The bouncy “Obvious Blasé” follows “Lighthouse”, which is also obviously a pop song. However, lest anyone be too concerned, The Used get right back to hard rock with “Lottery” (which the lyrics suggests was in fact inspired by the classic Shirley Jackson short story about the one lottery nobody wants to win). The band maintains both the harder edge and inspiration from classic literature with “1984 – Infinite Jest” (hey, that one uses the title of two well-known books), a track echoing Nine Inch Nails and Sonic Youth which features a haunting whisper vocal. The title track is something of a companion piece to this one, an almost incidental but effective industrial sidebar with spoken-word lyrics.
The aforementioned “Gravity’s Rainbow” opens with a string section (which may actually be synths) a la “Kashmir”, after which the whole track attempts a sort of epic feel, similar to both the Led Zeppelin classic and the Thomas Pynchon novel from which it takes its name. “To Feel Something” starts off with what sounds like a ringtone knock-off version of the opening to the Who’s “Baba O’Riley” and does for the most part work as a sort of grand finale to Heartwork, despite being less than three minutes long. Unfortunately, some of that time in what otherwise should have been a solid, heartfelt mid-tempo tune instead give way to the obligatory, predictable “screaming” section, which in this case we really didn’t need to hear.

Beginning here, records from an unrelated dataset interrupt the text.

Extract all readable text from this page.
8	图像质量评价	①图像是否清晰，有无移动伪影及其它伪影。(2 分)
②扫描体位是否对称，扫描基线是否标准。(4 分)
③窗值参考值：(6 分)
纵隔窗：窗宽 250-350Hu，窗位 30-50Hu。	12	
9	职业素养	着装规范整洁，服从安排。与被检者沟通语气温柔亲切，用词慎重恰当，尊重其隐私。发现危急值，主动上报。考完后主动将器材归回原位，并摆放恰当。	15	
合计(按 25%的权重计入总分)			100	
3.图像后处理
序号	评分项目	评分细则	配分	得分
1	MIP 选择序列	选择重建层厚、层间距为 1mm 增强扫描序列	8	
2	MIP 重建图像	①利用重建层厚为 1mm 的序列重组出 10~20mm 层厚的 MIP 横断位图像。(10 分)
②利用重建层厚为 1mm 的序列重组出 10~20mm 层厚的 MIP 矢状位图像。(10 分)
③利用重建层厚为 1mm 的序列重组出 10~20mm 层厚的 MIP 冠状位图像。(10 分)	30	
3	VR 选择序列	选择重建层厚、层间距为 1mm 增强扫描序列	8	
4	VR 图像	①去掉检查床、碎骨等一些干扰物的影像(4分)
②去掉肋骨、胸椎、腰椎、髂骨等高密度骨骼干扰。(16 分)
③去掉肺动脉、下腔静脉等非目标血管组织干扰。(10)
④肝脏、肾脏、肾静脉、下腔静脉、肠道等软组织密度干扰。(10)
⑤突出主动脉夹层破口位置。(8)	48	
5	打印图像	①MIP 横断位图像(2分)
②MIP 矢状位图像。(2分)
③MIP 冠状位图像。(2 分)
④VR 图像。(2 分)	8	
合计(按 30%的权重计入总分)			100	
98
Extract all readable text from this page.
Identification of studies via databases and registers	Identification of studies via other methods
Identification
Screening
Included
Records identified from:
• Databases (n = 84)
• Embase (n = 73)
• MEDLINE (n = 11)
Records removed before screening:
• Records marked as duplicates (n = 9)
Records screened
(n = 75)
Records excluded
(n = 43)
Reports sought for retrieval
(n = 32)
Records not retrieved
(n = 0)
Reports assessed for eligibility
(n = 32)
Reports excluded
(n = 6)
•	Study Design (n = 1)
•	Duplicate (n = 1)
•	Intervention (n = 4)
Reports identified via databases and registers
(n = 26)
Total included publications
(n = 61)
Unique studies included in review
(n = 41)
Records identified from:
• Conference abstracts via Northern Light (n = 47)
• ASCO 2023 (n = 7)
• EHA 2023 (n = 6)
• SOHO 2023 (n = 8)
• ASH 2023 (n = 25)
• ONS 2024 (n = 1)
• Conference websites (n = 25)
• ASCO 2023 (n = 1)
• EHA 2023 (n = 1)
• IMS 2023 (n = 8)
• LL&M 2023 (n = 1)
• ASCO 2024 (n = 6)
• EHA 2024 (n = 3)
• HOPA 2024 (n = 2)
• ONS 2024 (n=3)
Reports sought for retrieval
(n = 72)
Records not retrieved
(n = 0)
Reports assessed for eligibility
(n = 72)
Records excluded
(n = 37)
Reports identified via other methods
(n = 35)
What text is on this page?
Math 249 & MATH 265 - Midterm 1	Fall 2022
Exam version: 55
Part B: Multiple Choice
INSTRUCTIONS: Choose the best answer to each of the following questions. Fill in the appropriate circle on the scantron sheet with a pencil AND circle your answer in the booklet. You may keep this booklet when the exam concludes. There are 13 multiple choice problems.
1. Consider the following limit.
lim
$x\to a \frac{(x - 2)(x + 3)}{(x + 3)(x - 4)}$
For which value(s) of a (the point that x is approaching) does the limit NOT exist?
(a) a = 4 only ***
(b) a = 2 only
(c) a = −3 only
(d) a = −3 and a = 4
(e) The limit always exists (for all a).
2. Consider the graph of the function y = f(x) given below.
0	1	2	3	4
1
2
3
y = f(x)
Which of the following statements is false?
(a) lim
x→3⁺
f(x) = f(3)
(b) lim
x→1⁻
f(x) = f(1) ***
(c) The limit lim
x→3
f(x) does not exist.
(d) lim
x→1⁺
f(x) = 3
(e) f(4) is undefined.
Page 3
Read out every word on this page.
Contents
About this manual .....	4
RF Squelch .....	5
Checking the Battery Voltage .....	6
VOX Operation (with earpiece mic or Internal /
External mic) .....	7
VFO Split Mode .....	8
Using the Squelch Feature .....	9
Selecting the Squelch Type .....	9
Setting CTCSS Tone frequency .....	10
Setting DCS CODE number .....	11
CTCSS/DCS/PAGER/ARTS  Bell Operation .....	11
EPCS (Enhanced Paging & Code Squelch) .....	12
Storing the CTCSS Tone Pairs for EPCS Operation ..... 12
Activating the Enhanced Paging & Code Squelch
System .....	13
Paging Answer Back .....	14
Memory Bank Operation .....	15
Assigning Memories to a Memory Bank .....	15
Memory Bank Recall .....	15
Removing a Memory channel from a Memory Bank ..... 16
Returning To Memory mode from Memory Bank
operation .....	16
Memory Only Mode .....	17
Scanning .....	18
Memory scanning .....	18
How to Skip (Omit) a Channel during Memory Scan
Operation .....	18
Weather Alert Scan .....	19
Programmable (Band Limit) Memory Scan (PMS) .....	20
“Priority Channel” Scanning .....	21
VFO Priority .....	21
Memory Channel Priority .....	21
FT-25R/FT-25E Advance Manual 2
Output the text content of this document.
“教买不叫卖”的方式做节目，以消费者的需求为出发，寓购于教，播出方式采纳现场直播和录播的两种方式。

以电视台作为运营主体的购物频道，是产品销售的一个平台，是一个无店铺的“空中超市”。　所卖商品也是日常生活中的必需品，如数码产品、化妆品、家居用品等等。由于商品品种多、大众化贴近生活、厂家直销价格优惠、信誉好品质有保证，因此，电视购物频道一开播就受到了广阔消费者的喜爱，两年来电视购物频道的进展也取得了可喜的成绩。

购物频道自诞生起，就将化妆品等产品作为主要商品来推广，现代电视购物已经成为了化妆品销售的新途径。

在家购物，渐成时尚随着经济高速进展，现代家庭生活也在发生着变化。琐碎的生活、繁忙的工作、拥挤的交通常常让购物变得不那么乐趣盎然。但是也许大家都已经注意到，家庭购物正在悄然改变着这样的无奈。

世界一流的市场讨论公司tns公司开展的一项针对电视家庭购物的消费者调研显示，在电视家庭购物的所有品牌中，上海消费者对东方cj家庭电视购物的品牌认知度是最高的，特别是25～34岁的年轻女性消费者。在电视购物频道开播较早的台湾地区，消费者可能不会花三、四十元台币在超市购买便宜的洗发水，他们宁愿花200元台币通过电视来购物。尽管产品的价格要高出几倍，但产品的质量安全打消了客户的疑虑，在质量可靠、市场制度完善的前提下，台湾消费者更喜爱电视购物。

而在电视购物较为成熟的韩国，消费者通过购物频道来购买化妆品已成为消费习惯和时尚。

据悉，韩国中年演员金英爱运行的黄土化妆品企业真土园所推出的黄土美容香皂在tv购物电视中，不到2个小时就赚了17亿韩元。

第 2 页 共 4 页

So will rock fans feel something for Heartwork? Appreciation? Contempt? Indifference? Well, so far as of this writing, it’s the band’s lowest-charting full-length release to date (although the current health crisis which has been affecting the entire music industry obviously isn’t helping anything). But it certainly shouldn’t be too late for the album to find the audience it deserves, because Heartwork, for the most part, does work.